The town's Arboretum was a community project based on the old Water Reserve. There are over 700 trees in the reserve, including what is allegedly the second-largest collection of oaks in Australia. It is situated just outside of town (directions can be obtained from the information centre).
Dunkeld Historical Museum
Dunkeld Historical Museum is located in an old bluestone church (1865) in Templeton St. It is open Sundays and public holidays from 1.00 p.m. to 5.00 p.m. A major attraction is a stump allegedly engraved by Major Mitchell during his Australia Felix expedition. There is also material pertaining to the area's pre-colonial inhabitants, to the histories of local wool stations and the havoc wrought by the 1944 bushfires.
The Skin Inn
The Skin Inn sells sheepskin products, knitting wools, a nursery, craft supplies, garden ornaments and bric-a-brac. It is located in Parker St, tel: (03) 5577 2251.
Antiques and Temptations
Antiques and Temptations is located in Parker St, opposite the hotel, and is open daily. It sells gifts and artworks.
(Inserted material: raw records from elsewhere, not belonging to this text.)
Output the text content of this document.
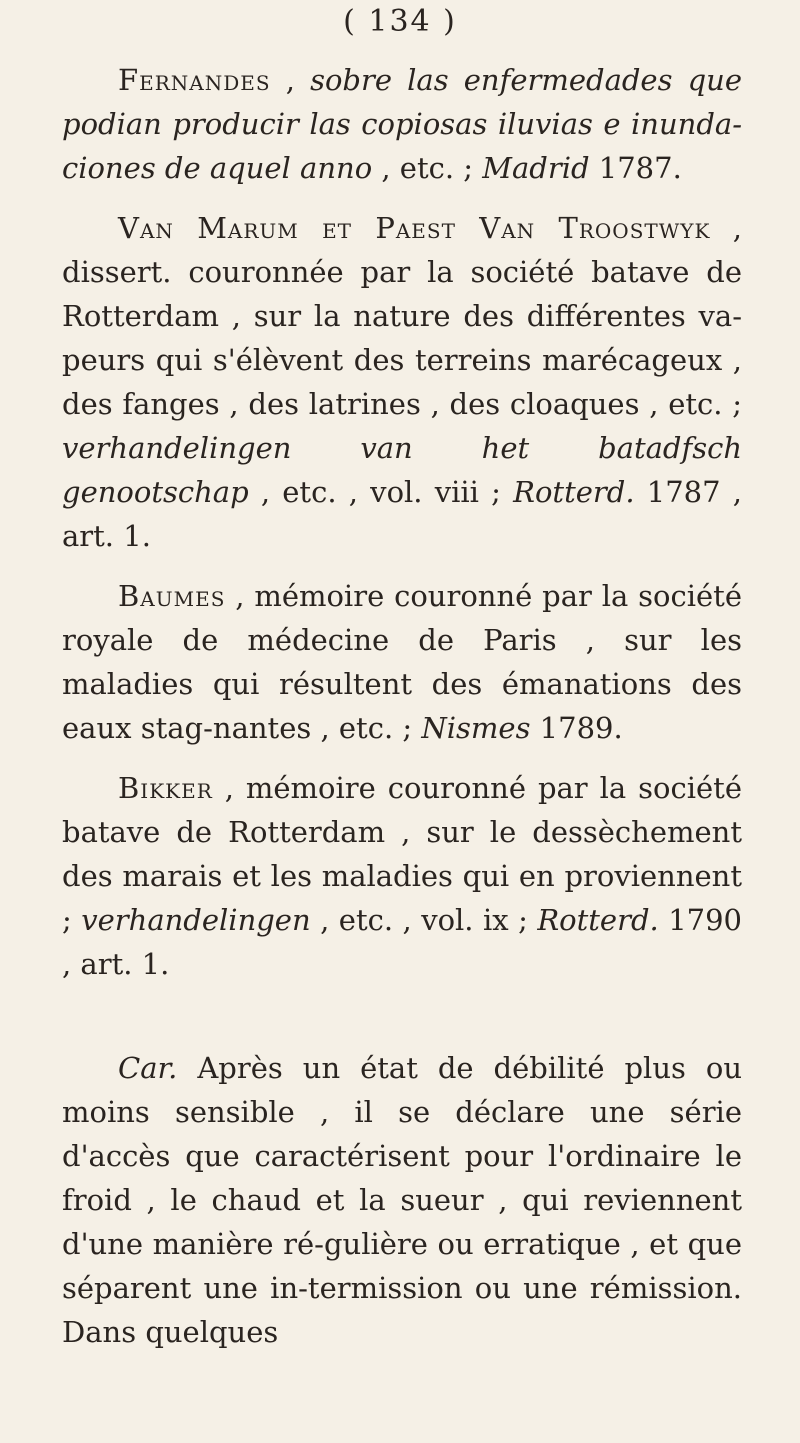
( 134 )

Fernandes , sobre las enfermedades que podian producir las copiosas iluvias e inunda-ciones de aquel anno , etc. ; Madrid 1787.

Van Marum et Paest Van Troostwyk , dissert. couronnée par la société batave de Rotterdam , sur la nature des différentes va-peurs qui s'élèvent des terreins marécageux , des fanges , des latrines , des cloaques , etc. ; verhandelingen van het batadfsch genootschap , etc. , vol. viii ; Rotterd. 1787 , art. 1.

Baumes , mémoire couronné par la société royale de médecine de Paris , sur les maladies qui résultent des émanations des eaux stag-nantes , etc. ; Nismes 1789.

Bikker , mémoire couronné par la société batave de Rotterdam , sur le dessèchement des marais et les maladies qui en proviennent ; verhandelingen , etc. , vol. ix ; Rotterd. 1790 , art. 1.

Car. Après un état de débilité plus ou moins sensible , il se déclare une série d'accès que caractérisent pour l'ordinaire le froid , le chaud et la sueur , qui reviennent d'une manière ré-gulière ou erratique , et que séparent une in-termission ou une rémission. Dans quelques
3 km north of town, at the junction of Victoria Valley Rd and Grampians Tourist Road (the road to Halls Gap), is a parking area to the left which is the start of a well-formed walking track (6.8 km return). It crosses a small footbridge and ascends slowly through open forest of brown stringybark and grass trees. After 1 km you will pass another track to the right. The track steepens then emerges from the forest into tall heathland. A prominent rock cairn to the left of the track denotes a viewing area offering perspectives of Mount Abrupt and the smaller Mt Piccaninny to the north-east. The track proceeds past a rock shelter on the left to the open summit (548 m above sea-level) from whence there are excellent views. There are swamp wallabies about and, from July to December, plenty of wildflowers about.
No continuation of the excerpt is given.